= Fixed-priority pre-emptive scheduling =

Scheduling system commonly used in real-time systems

Fixed-priority preemptive scheduling is a scheduling system commonly used in real-time systems. With fixed priority preemptive scheduling, the scheduler ensures that at any given time, the processor executes the highest priority task of all those tasks that are currently ready to execute.

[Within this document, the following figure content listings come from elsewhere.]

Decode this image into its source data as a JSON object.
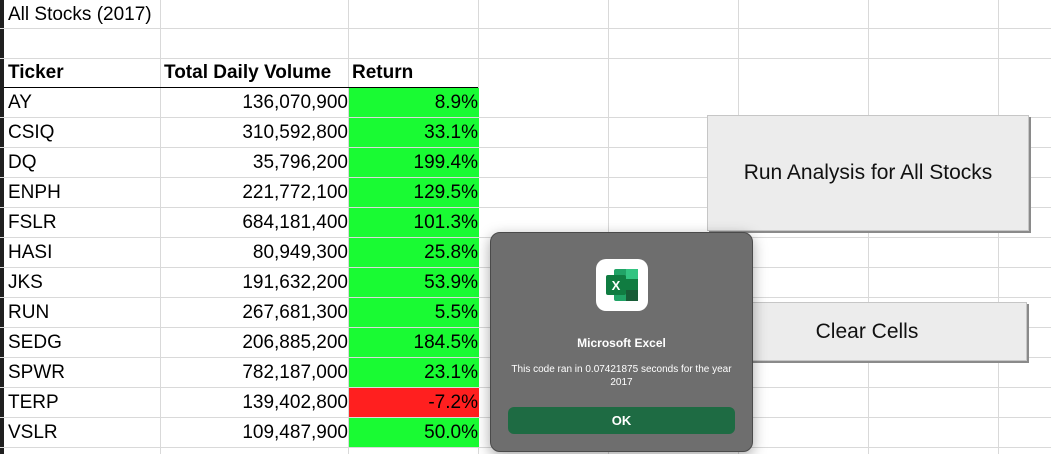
{
  "sheet": {
    "title": "All Stocks (2017)",
    "headers": {
      "ticker": "Ticker",
      "volume": "Total Daily Volume",
      "return": "Return"
    },
    "rows": [
      {
        "ticker": "AY",
        "volume": "136,070,900",
        "return": "8.9%",
        "status": "positive"
      },
      {
        "ticker": "CSIQ",
        "volume": "310,592,800",
        "return": "33.1%",
        "status": "positive"
      },
      {
        "ticker": "DQ",
        "volume": "35,796,200",
        "return": "199.4%",
        "status": "positive"
      },
      {
        "ticker": "ENPH",
        "volume": "221,772,100",
        "return": "129.5%",
        "status": "positive"
      },
      {
        "ticker": "FSLR",
        "volume": "684,181,400",
        "return": "101.3%",
        "status": "positive"
      },
      {
        "ticker": "HASI",
        "volume": "80,949,300",
        "return": "25.8%",
        "status": "positive"
      },
      {
        "ticker": "JKS",
        "volume": "191,632,200",
        "return": "53.9%",
        "status": "positive"
      },
      {
        "ticker": "RUN",
        "volume": "267,681,300",
        "return": "5.5%",
        "status": "positive"
      },
      {
        "ticker": "SEDG",
        "volume": "206,885,200",
        "return": "184.5%",
        "status": "positive"
      },
      {
        "ticker": "SPWR",
        "volume": "782,187,000",
        "return": "23.1%",
        "status": "positive"
      },
      {
        "ticker": "TERP",
        "volume": "139,402,800",
        "return": "-7.2%",
        "status": "negative"
      },
      {
        "ticker": "VSLR",
        "volume": "109,487,900",
        "return": "50.0%",
        "status": "positive"
      }
    ]
  },
  "buttons": {
    "run_label": "Run Analysis for All Stocks",
    "clear_label": "Clear Cells"
  },
  "dialog": {
    "app_name": "Microsoft Excel",
    "message": "This code ran in 0.07421875 seconds for the year 2017",
    "ok_label": "OK",
    "icon": "excel-icon"
  },
  "colors": {
    "positive": "#19fb33",
    "negative": "#ff1f1f",
    "dialog_bg": "#6e6e6e",
    "ok_bg": "#1e6b43"
  }
}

The preemptive scheduler has a clock interrupt task that can provide the scheduler with options to switch after the task has had a given period to execute—the time slice. This scheduling system has the advantage of making sure no task hogs the processor for any time longer than the time slice. However, this scheduling scheme is vulnerable to process or thread lockout: since priority is given to higher-priority tasks, the lower-priority tasks could wait an indefinite amount of time. One common method of arbitrating this situation is aging, which gradually increments the priority of waiting processes and threads, ensuring that they will all eventually execute. Most real-time operating systems (RTOSs) have preemptive schedulers. Also turning off time slicing effectively gives you the non-preemptive RTOS.

Preemptive scheduling is often differentiated with cooperative scheduling, in which a task can run continuously from start to end without being preempted by other tasks. To have a task switch, the task must explicitly call the scheduler. Cooperative scheduling is used in a few RTOS such as Salvo or TinyOS.